Para o secretário Helton Renê, a redução sistemática nos últimos meses não é apenas por força da redução oriunda do Governo Federal, mas, também, devido à fiscalização diuturna do Procon-JP que, “além de monitorar os preços através das pesquisas comparativas, se mantém em constante fiscalização, realizando diligências, inclusive, com a ajuda da população através dos grupos que criamos na rede social”.

Álcool – O levantamento do menor preço desta terça-feira para o etanol registrou praticamente o mesmo valor, passando de R$ 2.777 para R$ 2,776 (Extra Petróleo – Mangabeira). O maior preço se manteve em R$ 3,299 (Autopel – Tambauzinho) registrado na pesquisa anterior, com 31 estabelecimentos baixando o valor do produto, 63 mantendo e um aumentando.
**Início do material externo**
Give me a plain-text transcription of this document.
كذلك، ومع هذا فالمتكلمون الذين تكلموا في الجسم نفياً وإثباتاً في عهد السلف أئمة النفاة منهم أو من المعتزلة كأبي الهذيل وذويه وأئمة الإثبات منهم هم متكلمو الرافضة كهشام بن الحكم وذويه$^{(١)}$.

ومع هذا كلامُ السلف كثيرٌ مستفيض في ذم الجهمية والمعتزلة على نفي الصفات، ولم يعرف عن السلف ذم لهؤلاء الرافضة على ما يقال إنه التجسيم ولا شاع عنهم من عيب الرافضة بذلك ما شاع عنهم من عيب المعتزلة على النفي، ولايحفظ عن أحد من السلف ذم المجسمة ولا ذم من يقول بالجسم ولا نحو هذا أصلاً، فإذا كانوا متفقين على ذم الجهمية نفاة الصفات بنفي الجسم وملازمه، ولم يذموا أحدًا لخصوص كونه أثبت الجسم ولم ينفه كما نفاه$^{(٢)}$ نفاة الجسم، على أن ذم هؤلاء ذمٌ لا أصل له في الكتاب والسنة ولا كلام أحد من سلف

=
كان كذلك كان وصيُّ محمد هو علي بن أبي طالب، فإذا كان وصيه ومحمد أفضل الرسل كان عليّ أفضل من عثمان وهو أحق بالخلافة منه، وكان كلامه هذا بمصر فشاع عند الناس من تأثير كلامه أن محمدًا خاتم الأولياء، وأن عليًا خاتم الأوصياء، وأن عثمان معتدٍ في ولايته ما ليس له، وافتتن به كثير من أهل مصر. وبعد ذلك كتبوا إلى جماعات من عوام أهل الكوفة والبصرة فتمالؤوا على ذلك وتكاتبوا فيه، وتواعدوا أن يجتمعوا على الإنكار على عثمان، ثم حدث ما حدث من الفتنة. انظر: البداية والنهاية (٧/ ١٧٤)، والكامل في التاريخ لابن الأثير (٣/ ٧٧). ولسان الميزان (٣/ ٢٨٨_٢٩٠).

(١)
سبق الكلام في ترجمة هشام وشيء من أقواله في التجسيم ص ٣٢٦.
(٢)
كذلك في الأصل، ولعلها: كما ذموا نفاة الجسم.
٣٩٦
Diesel S10 – O menor preço do óleo diesel S10 se mantém em R$ 3,299 (Posto Expressão – Torre) na comparação com a pesquisa do último dia 15, o mesmo ocorrendo com o maior preço, R$ 3,991 (De Ville – Água Fria), com 19 postos baixando, um aumentando e 69 mantendo o mesmo valor do levantamento anterior.

GNV – Quanto ao Gás Natural Veicular, foi o único combustível que registrou alta significativa na pesquisa atual do Procon-JP, saindo de R$ 3,399 para R$ 3,690 (Metrópole – Torre). O maior valor se manteve, R$ 3,740 (Santa Júlia – Epitácio Pessoa). Dos 13 postos que comercializam o produto na Capital atualmente, 10 mantiveram o preço, dois reduziram e um aumentou.